Was his distress for her or the baby he’d skillfully talked her into having for him during a simple conversation about family appearance within the ton?
“Nonsense.” She laughed, masking her lingering fears he still might only want her around to give him an heir. “I have guests. How would it look if I didn’t show up to my own party?”
“There you are, Carmody.” Dolly rushed up to her at the base of the staircase and took hold of her hands. “You must settle a dispute between my brother and Baron Scrimshaw.”
“What sort of dispute?” She went with her friend and nodded a greeting to everyone she passed.
“Baron Scrimshaw thinks a pheasant’s feathers are more beautiful than a peacock’s. Tell him how wrong he is.”
“Now, Dolly, how can I when it’s not true?” Carmody said tactfully, hoping not to step on anyone’s feelings.
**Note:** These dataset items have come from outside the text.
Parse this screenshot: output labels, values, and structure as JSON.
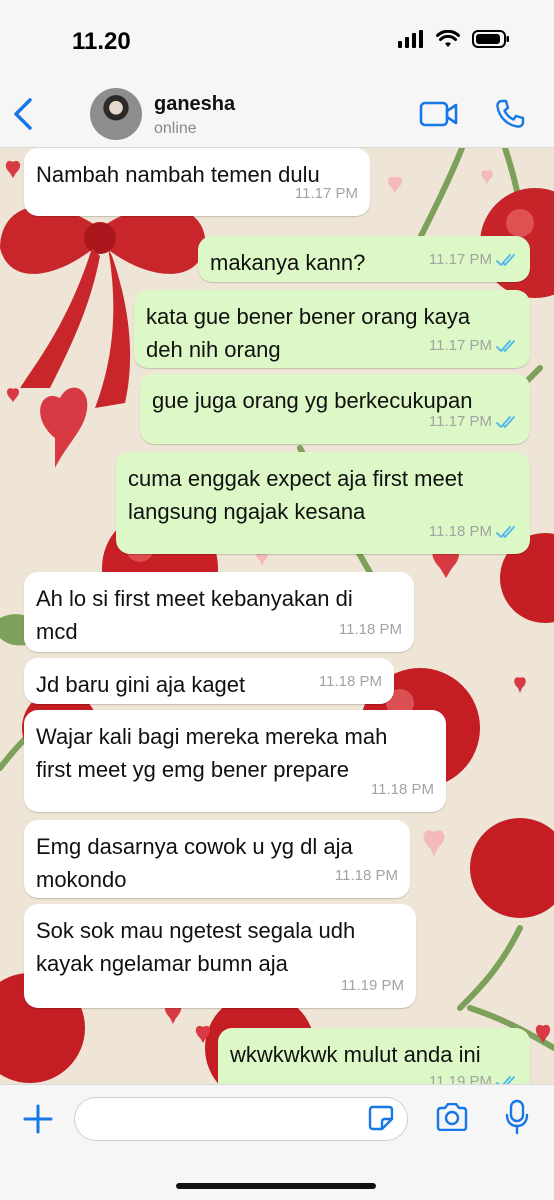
{
  "status_bar": {
    "time": "11.20"
  },
  "header": {
    "contact_name": "ganesha",
    "contact_status": "online",
    "back_icon": "chevron-left-icon",
    "video_icon": "video-camera-icon",
    "call_icon": "phone-icon"
  },
  "colors": {
    "accent": "#1877e6",
    "incoming_bubble": "#ffffff",
    "outgoing_bubble": "#dcf8c6",
    "read_ticks": "#4fb6ec",
    "timestamp": "#a3a3a3"
  },
  "messages": [
    {
      "direction": "in",
      "lines": [
        "Nambah nambah temen dulu"
      ],
      "time": "11.17 PM"
    },
    {
      "direction": "out",
      "lines": [
        "makanya kann?"
      ],
      "time": "11.17 PM",
      "read": true
    },
    {
      "direction": "out",
      "lines": [
        "kata gue bener bener orang kaya",
        "deh nih orang"
      ],
      "time": "11.17 PM",
      "read": true
    },
    {
      "direction": "out",
      "lines": [
        "gue juga orang yg berkecukupan"
      ],
      "time": "11.17 PM",
      "read": true
    },
    {
      "direction": "out",
      "lines": [
        "cuma enggak expect aja first meet",
        "langsung ngajak kesana"
      ],
      "time": "11.18 PM",
      "read": true
    },
    {
      "direction": "in",
      "lines": [
        "Ah lo si first meet kebanyakan di",
        "mcd"
      ],
      "time": "11.18 PM"
    },
    {
      "direction": "in",
      "lines": [
        "Jd baru gini aja kaget"
      ],
      "time": "11.18 PM"
    },
    {
      "direction": "in",
      "lines": [
        "Wajar kali bagi mereka mereka mah",
        "first meet yg emg bener prepare"
      ],
      "time": "11.18 PM"
    },
    {
      "direction": "in",
      "lines": [
        "Emg dasarnya cowok u yg dl aja",
        "mokondo"
      ],
      "time": "11.18 PM"
    },
    {
      "direction": "in",
      "lines": [
        "Sok sok mau ngetest segala udh",
        "kayak ngelamar bumn aja"
      ],
      "time": "11.19 PM"
    },
    {
      "direction": "out",
      "lines": [
        "wkwkwkwk mulut anda ini"
      ],
      "time": "11.19 PM",
      "read": true
    }
  ],
  "input_bar": {
    "placeholder": "",
    "plus_icon": "plus-icon",
    "sticker_icon": "sticker-icon",
    "camera_icon": "camera-icon",
    "mic_icon": "microphone-icon"
  }
}
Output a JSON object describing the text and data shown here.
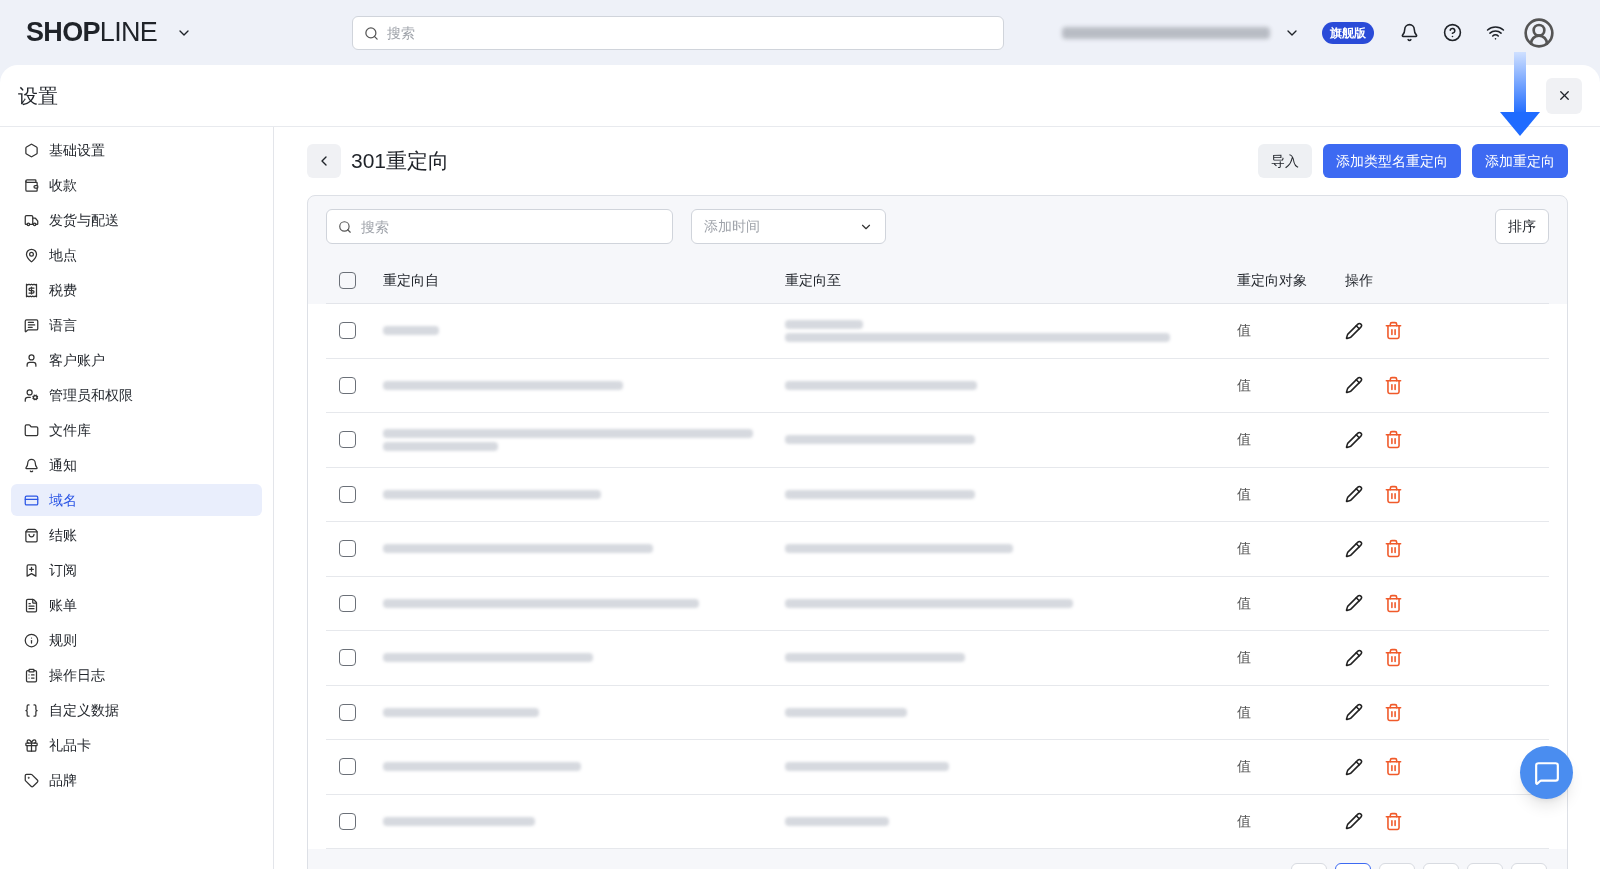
{
  "topbar": {
    "logo": "**SHOP**LINE",
    "search_placeholder": "搜索",
    "plan_badge": "旗舰版"
  },
  "panel": {
    "title": "设置"
  },
  "sidebar": {
    "items": [
      {
        "label": "基础设置",
        "selected": false
      },
      {
        "label": "收款",
        "selected": false
      },
      {
        "label": "发货与配送",
        "selected": false
      },
      {
        "label": "地点",
        "selected": false
      },
      {
        "label": "税费",
        "selected": false
      },
      {
        "label": "语言",
        "selected": false
      },
      {
        "label": "客户账户",
        "selected": false
      },
      {
        "label": "管理员和权限",
        "selected": false
      },
      {
        "label": "文件库",
        "selected": false
      },
      {
        "label": "通知",
        "selected": false
      },
      {
        "label": "域名",
        "selected": true
      },
      {
        "label": "结账",
        "selected": false
      },
      {
        "label": "订阅",
        "selected": false
      },
      {
        "label": "账单",
        "selected": false
      },
      {
        "label": "规则",
        "selected": false
      },
      {
        "label": "操作日志",
        "selected": false
      },
      {
        "label": "自定义数据",
        "selected": false
      },
      {
        "label": "礼品卡",
        "selected": false
      },
      {
        "label": "品牌",
        "selected": false
      }
    ]
  },
  "page": {
    "title": "301重定向",
    "buttons": [
      {
        "label": "导入",
        "kind": "secondary"
      },
      {
        "label": "添加类型名重定向",
        "kind": "primary"
      },
      {
        "label": "添加重定向",
        "kind": "primary"
      }
    ]
  },
  "filters": {
    "search_placeholder": "搜索",
    "date_placeholder": "添加时间",
    "sort": "排序"
  },
  "table": {
    "select_all_checked": false,
    "columns": [
      "重定向自",
      "重定向至",
      "重定向对象",
      "操作"
    ],
    "rows": [
      {
        "checked": false,
        "target": "值"
      },
      {
        "checked": false,
        "target": "值"
      },
      {
        "checked": false,
        "target": "值"
      },
      {
        "checked": false,
        "target": "值"
      },
      {
        "checked": false,
        "target": "值"
      },
      {
        "checked": false,
        "target": "值"
      },
      {
        "checked": false,
        "target": "值"
      },
      {
        "checked": false,
        "target": "值"
      },
      {
        "checked": false,
        "target": "值"
      },
      {
        "checked": false,
        "target": "值"
      }
    ]
  },
  "pagination": [
    {
      "selected": false
    },
    {
      "selected": true
    },
    {
      "selected": false
    },
    {
      "selected": false
    },
    {
      "selected": false
    },
    {
      "selected": false
    }
  ]
}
“You are siding with him?” Dolly’s bottom lip curled out in a
pout.
“No. What I’m saying is, if he was a pheasant and Lord Mitchell was a peacock, they would both have reason to believe their feathers are the most beautiful.”
“Quite right you are, milady.” Gabriel’s hand slid beneath her elbow as he took his place alongside her. “A sensible answer that makes no one a winner and no one a loser. The perfect response.”
“Lord Laramore!” Baron Scrimshaw declared. “We are surprised yet honored by your attendance. Since your marriage to the lovely lady, you’ve not graced us with your presence at any of the parties last season. Are we that boring?”
“On the contrary, Baron. I am the dullest of guests. I didn’t wish to put a damper on my wife’s social engagements. This year, I dare say, shall be different. She needs some of my attention.”
“Indeed, so I hear.” The baron continued to stare at Carmody with his spiteful expression. “There are rumors of her extravagance, and it’s only right you rein in her freedom.”
“Bloody hell, Scrimshaw, that’s out of line.” Lord Mitchell stepped forward. “Lady Laramore’s reputation is impeccable.”
Carmody tensed. All conversations in the room paused at the same time.
“I was speaking of her debts. Though, there are stories that her virtuous character is in question.” The baron took a drink from the glass in his hand while still glaring at her.
Carmody had rebuffed the baron’s affections on more than one occasion. If she’d known he was going to seek revenge for spurning him by tattling about her pretend affair, she would have taken her chances by not inviting the boorish man.
“Baron,” Gabriel interrupted quietly. “My wife’s morals are riddled with honesty, and I have no worry in that respect. The rumors of her ‘extravagances,’ as you’ve referred to them, are true. Lady Laramore has a love of many things, including shopping, and I have no desire or financial need to ‘rein in her freedom’ as you say.”
No desire? Carmody hid her frown. She had spent money as if there were an endless supply, hoping to get his attention, and all to no avail.
“Excuse me, I should see to my other guests.” Carmody slipped away from the immediate group of people.